Known just as well for his newspaper editing job as his combat skills, Hisagi works hard and stays busy, but truthfully he has a distaste for battle and remains much more innocent and childish than his tattoos would suggest; as just under the surface of his dry, disinterested attitude lurks an excitable puppy who loves to cook and practice music and is completely topped by father figures and (in that blushing, only slightly perverted way) pretty girls... Once even to the point of locking himself inside his office for three whole days after the article he writes was poorly reviewed by his crush, Matsumoto. Aww :(
Sample Post:
Alright, men. Listen up. I don't know what kind of idiot you had organizing this newsletter before, but with me as your new chief, this just isn't going to cut it. I don't want to be here, and from the crayon picture of Marcy and myself on my desk, I can tell you don't want me here either, but I don't quit, and I sure as hell don't approve of half-assed jobs… Don't snicker. I was talking about your writing, not any of the jobs or asses in your stupid picture.
Now, I've taken a look at your previous work, or what's legible of it at least, and I have to say it isn't too bad. Like this series, "Be Vewy Vewy Quiet, I'm Hunting Mystewious Cweatuwes." There's a lot of potential for new content with all the unusual wildlife here, because I mean, everybody knows about the gorillas and zombies, but what about the underhyped abominations? I have to say that the search for the homopire issue was especially moving, and kudos to whoever drew the accompanying picture. I thought that the sparkles were a surprisingly beautiful touch.

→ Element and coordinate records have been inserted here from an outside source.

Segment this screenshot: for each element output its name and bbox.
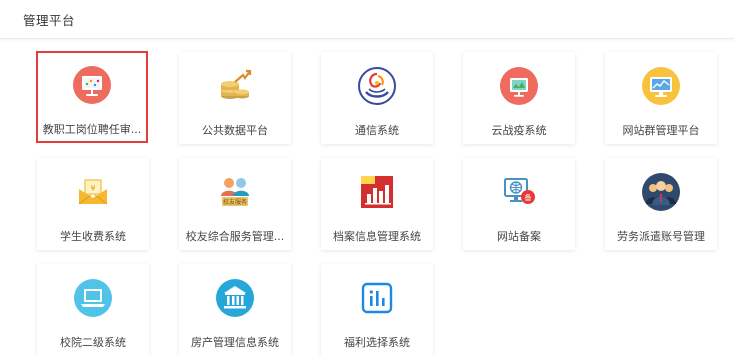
app-tile-welfare-selection[interactable]: 福利选择系统: [321, 264, 433, 356]
envelope-payment-icon: ¥: [73, 172, 113, 212]
app-label: 房产管理信息系统: [191, 336, 279, 349]
app-label: 福利选择系统: [344, 336, 410, 349]
app-label: 教职工岗位聘任审...: [42, 123, 142, 136]
app-label: 档案信息管理系统: [333, 230, 421, 243]
archive-chart-icon: [357, 172, 397, 212]
app-tile-website-filing[interactable]: 备 网站备案: [463, 158, 575, 250]
communication-logo-icon: [357, 66, 397, 106]
app-tile-alumni-service[interactable]: 校友服务 校友综合服务管理...: [179, 158, 291, 250]
app-label: 校院二级系统: [60, 336, 126, 349]
app-label: 通信系统: [355, 124, 399, 137]
app-grid: 教职工岗位聘任审... 公共数据平台 通信系统 云战疫系统 网站群管理平台 ¥ …: [0, 0, 734, 356]
laptop-icon: [73, 278, 113, 318]
app-tile-cloud-epidemic[interactable]: 云战疫系统: [463, 52, 575, 144]
app-label: 校友综合服务管理...: [185, 230, 285, 243]
filing-badge-text: 备: [525, 193, 532, 202]
website-monitor-icon: [641, 66, 681, 106]
app-tile-website-group[interactable]: 网站群管理平台: [605, 52, 717, 144]
app-tile-labor-dispatch[interactable]: 劳务派遣账号管理: [605, 158, 717, 250]
cloud-epidemic-icon: [499, 66, 539, 106]
app-label: 公共数据平台: [202, 124, 268, 137]
app-tile-two-level-system[interactable]: 校院二级系统: [37, 264, 149, 356]
app-label: 学生收费系统: [60, 230, 126, 243]
svg-text:¥: ¥: [90, 184, 95, 193]
app-label: 网站群管理平台: [622, 124, 700, 137]
app-label: 网站备案: [497, 230, 541, 243]
app-tile-communication[interactable]: 通信系统: [321, 52, 433, 144]
coins-growth-icon: [215, 66, 255, 106]
building-icon: [215, 278, 255, 318]
app-tile-property-management[interactable]: 房产管理信息系统: [179, 264, 291, 356]
app-tile-archive-management[interactable]: 档案信息管理系统: [321, 158, 433, 250]
alumni-service-icon: 校友服务: [215, 172, 255, 212]
bar-chart-icon: [357, 278, 397, 318]
app-tile-public-data[interactable]: 公共数据平台: [179, 52, 291, 144]
app-label: 劳务派遣账号管理: [617, 230, 705, 243]
presentation-board-icon: [72, 65, 112, 105]
website-filing-icon: 备: [499, 172, 539, 212]
app-tile-student-fee[interactable]: ¥ 学生收费系统: [37, 158, 149, 250]
app-label: 云战疫系统: [491, 124, 547, 137]
alumni-badge-text: 校友服务: [223, 198, 247, 206]
staff-group-icon: [641, 172, 681, 212]
app-tile-teacher-appointment[interactable]: 教职工岗位聘任审...: [36, 51, 148, 143]
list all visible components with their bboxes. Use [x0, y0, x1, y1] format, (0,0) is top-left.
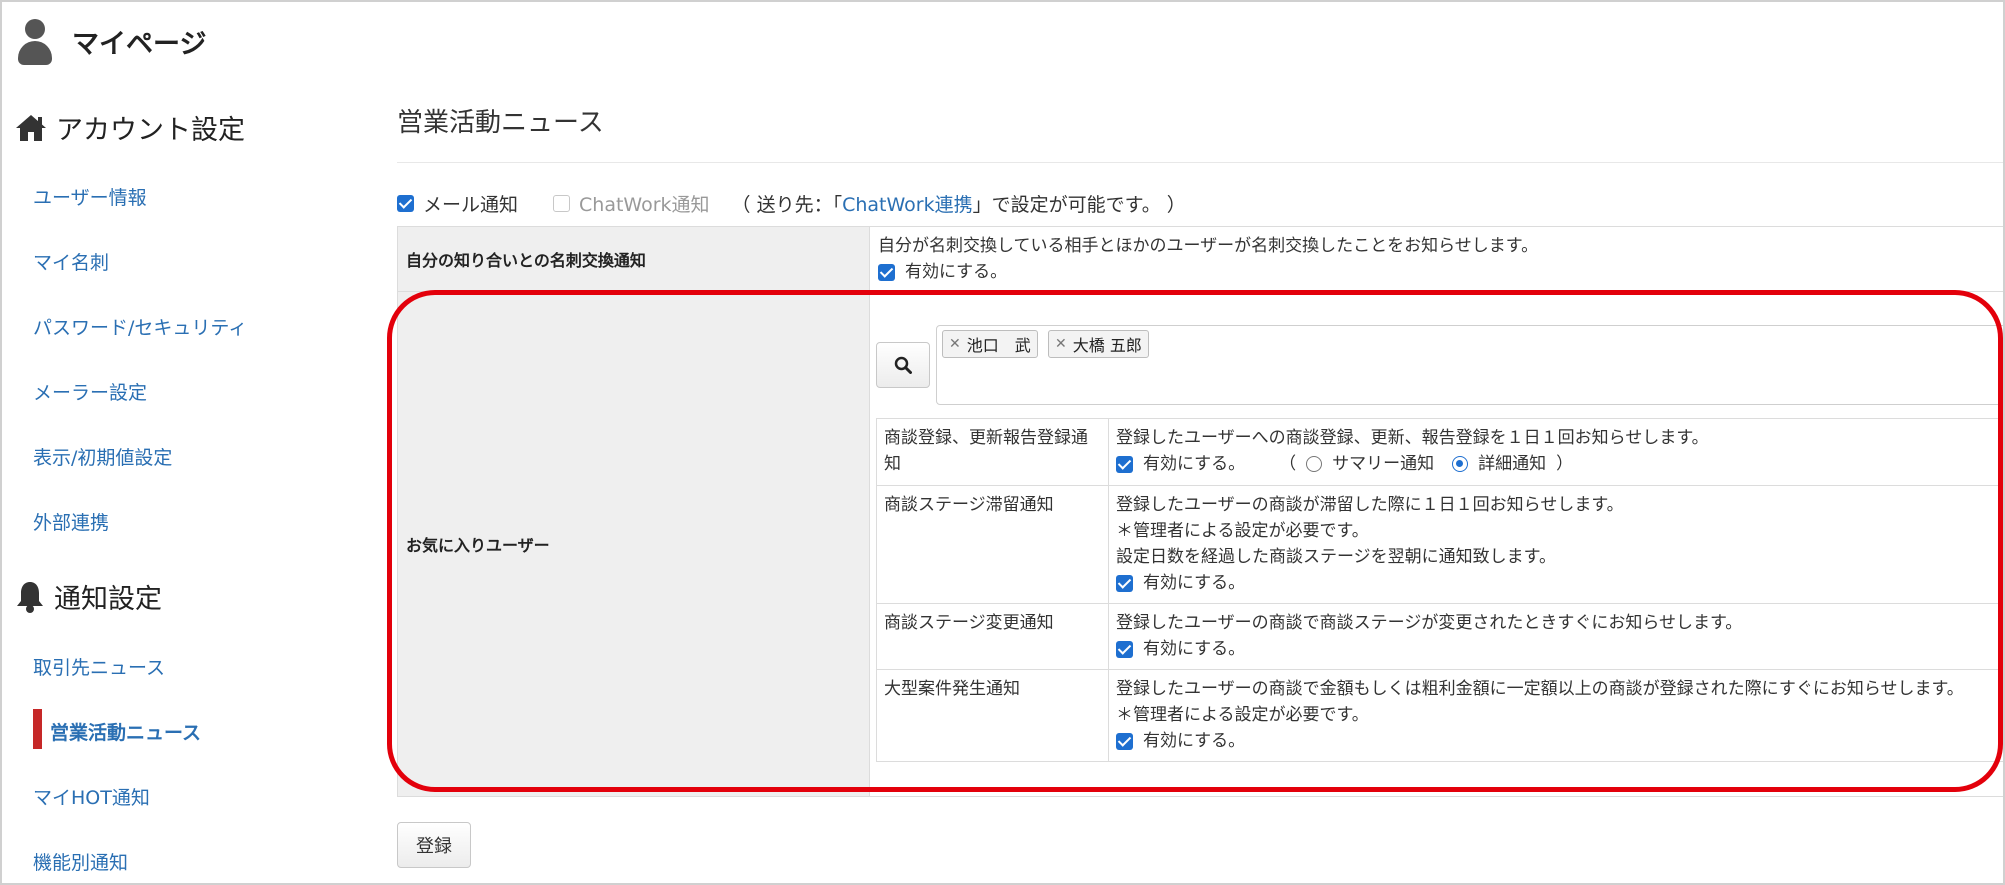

As for the rest, I think most would be fine after a little revision, but a few of these I just don't think the world is ready for yet. Articles like "What Shapes the Clouds Looked Like Yesterday" are just going to go over the audience's heads, and "Hey! Look What I Wrote With My Feet!" is a little beneath us, don't you think? And don't even get me started on "Applied Astrophysics… IN MY PANTS!" It's offensive on so many dimensions that I'm not sure the human mind can grasp them all. I considered dropping one more, because I'm not usually a fan of relationship gossip, but it got such good ratings last time that I'm willing to give a probationary printing period to "Who Got Stuffed?" Just- Just keep the details to a minimum, and don't ever tell me how you find out so much about it. I don't want to know.
So that aside, I was generally pretty pleased with the content; I just couldn't understand why you'd released so few copies in the past. But now that I'm here at your "office," I'd say it's pretty clear that you're probably not just lazy bastards like I thought you would be. You know, seeing as you were never given a printer. Or even pens… Or a building. Seriously, what kind of chief did you have before who could think two desks and a water cooler in the woods made an acceptable place of business?
"A drunk?" What kind of answer is tha- Ooooh. That isn't water in the cooler at all, is it? …gentlemen, I think it might be time for you to throw me a welcome party. Hisagi's rules. First one to pass out gets a new tattoo. And today's theme is… Sparkle Motion.